The company is into construction of roads and highways and can be considered as a mid size contractor in the sector. For FY09, the total income of the company was at Rs. 514 crores and after excluding income of waste management and trading activities, of Rs.149 crores, income from core business is placed at Rs.365 crores. PAT for the year has been placed at Rs.23.20 crores, on an equity base of Rs.11.81 crores. Margins of the company are comparable with other peers in the sector, with the same size. For June 09 quarter, total income of the company was at Rs.151 crores, of which, income from core business was at Rs.113 crores, with PAT at Rs.8.60 crores. Post IPO, paid up equity of the company will rise from Rs.11.81 crores to Rs.17.51 crores.
The company intends to mobilize between Rs.94 crores to Rs.102 crores from the proposed IPO. The company intends to use Rs.55 crores for capital equipments and Rs.30 crores for working capital requirements. The debt of the company, as at 30.6.09, was at Rs.201 crores, on a net worth of Rs.107 crores, resulting in a debt equity ratio of close to 1.90 times. This has been thus putting an interest burden of close to Rs.32 crores, on an annualized basis.

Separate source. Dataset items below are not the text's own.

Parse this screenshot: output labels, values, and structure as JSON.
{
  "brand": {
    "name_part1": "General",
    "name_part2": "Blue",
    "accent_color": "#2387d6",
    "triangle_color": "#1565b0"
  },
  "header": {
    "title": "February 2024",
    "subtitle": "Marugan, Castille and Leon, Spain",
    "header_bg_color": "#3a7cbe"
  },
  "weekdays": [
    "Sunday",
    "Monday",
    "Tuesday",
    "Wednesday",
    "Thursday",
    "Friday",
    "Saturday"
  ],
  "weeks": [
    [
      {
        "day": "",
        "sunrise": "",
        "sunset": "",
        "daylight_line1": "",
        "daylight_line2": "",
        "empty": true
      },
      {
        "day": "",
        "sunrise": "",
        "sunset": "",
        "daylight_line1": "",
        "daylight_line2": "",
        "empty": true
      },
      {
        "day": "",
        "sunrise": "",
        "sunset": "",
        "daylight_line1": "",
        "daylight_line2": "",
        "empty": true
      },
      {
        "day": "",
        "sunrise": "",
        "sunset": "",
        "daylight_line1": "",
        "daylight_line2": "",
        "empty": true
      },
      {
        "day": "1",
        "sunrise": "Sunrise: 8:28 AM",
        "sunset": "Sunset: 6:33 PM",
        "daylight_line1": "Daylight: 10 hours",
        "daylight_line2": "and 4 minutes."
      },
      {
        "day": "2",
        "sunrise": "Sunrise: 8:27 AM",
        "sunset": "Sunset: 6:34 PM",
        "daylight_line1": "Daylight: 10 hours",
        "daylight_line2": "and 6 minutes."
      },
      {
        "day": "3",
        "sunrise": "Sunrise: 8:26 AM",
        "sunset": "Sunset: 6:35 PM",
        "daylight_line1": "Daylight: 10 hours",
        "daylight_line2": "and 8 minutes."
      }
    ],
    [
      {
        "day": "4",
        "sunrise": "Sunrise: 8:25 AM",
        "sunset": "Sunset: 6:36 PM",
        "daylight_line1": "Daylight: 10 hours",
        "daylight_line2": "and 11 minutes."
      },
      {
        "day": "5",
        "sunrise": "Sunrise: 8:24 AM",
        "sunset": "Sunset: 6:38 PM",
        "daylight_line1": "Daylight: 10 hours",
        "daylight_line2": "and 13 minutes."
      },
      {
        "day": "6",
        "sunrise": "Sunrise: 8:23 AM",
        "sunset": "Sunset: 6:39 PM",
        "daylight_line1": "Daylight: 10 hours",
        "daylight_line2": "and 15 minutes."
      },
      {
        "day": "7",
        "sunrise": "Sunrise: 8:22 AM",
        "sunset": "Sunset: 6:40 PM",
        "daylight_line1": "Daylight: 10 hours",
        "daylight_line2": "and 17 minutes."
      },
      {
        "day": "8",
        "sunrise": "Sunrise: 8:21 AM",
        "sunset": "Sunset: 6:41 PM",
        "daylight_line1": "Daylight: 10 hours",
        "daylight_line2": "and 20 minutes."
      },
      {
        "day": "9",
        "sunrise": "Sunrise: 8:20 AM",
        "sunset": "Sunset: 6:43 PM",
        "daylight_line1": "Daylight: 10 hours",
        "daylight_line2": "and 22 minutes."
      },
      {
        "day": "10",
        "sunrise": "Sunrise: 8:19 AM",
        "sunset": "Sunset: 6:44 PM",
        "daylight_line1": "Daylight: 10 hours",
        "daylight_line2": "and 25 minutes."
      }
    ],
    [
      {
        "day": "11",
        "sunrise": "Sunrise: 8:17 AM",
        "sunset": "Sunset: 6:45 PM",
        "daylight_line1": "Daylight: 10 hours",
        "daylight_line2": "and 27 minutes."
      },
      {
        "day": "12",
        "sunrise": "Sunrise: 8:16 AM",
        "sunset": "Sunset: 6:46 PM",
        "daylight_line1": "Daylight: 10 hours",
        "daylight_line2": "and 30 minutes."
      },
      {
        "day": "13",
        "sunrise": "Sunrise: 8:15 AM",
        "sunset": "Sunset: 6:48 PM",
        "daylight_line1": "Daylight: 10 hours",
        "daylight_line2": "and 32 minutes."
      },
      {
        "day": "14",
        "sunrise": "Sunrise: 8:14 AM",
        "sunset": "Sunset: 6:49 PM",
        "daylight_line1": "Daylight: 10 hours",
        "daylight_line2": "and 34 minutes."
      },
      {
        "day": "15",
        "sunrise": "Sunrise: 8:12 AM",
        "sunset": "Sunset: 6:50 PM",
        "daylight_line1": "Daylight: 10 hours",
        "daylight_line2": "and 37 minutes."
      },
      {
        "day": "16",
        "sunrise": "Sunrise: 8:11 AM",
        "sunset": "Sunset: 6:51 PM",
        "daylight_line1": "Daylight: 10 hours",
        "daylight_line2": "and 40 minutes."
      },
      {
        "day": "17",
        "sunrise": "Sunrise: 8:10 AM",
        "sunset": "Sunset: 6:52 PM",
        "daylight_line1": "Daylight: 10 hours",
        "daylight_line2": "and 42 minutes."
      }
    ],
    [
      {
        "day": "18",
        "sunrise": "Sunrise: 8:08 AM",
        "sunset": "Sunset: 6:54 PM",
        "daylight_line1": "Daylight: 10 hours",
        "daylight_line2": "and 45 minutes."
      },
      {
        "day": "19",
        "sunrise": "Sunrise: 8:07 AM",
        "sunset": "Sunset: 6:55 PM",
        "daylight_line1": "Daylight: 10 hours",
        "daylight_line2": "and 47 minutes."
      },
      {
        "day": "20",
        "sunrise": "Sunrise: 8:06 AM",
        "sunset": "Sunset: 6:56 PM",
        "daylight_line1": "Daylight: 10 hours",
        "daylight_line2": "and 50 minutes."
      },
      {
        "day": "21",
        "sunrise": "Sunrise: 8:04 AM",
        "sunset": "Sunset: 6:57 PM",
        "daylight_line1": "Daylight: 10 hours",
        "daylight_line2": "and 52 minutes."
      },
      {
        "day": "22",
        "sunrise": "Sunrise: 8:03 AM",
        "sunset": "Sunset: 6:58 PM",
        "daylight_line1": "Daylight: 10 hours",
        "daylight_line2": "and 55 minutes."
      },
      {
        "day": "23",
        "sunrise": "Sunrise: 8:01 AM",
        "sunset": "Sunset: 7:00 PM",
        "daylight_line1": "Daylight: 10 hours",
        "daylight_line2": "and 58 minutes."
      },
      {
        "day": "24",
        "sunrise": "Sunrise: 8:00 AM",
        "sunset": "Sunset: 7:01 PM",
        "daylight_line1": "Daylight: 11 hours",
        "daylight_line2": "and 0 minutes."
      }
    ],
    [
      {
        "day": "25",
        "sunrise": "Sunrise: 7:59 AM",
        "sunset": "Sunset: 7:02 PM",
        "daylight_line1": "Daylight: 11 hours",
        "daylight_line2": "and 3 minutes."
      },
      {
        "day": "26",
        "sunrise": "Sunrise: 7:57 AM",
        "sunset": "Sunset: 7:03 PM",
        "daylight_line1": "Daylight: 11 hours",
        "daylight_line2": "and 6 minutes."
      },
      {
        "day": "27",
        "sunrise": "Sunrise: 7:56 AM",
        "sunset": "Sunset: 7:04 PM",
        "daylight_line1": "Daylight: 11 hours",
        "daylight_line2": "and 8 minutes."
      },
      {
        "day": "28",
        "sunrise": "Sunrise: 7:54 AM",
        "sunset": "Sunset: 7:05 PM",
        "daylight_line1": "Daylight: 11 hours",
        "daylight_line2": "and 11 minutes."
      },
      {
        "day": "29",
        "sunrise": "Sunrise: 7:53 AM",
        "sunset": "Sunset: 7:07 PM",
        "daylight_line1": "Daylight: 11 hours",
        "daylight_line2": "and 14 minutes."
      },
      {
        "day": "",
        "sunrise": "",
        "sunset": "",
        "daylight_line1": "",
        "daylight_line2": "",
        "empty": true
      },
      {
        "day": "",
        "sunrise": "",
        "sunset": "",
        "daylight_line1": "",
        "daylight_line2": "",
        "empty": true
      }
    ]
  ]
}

The company can very well be compared with KNR Constructions, which is now ruling at Rs.119. This company, for FY09, had a total income of Rs.654 crores, with PAT at Rs.43.66 crores, resulting in an EPS of Rs.15.55, on an equity base of Rs.28.12 crores. This translates into a market capitalization of Rs.335 crores. On top of it, the company is less leveraged, as evident from its interest burden of Rs.11.16 crores, for the year. Total debt of the company looks to be below Rs.85 crores. This burden is reducing further, as it is only at Rs.3.41 crores, for 6 months ending Sept.09. During 6 months ending Sept.09, the total income of the company was at Rs.252 crores, with PAT at Rs.19.50 crores, resulting in an EPS of Rs.6.93, for the period. FY10 is likely to post an EPS of Rs.16 plus, which results in a PE multiple of 7.50 times.
As against this, the company is expected to have an EPS of Rs.22 for FY10, which results in a PE of over 8 times, at the upper band. Even the market cap of Rs.315 crores and EV of Rs.500 crore plus, at the upper band, looks quite stretched. So, if shares are issued at Rs.165, at its lower band, it gives some room to make money on listing. But at the upper band of Rs.180, it looks fully priced, or even slightly overpriced, with no scope being seen to make money on listing. Better plays in the secondary market are available.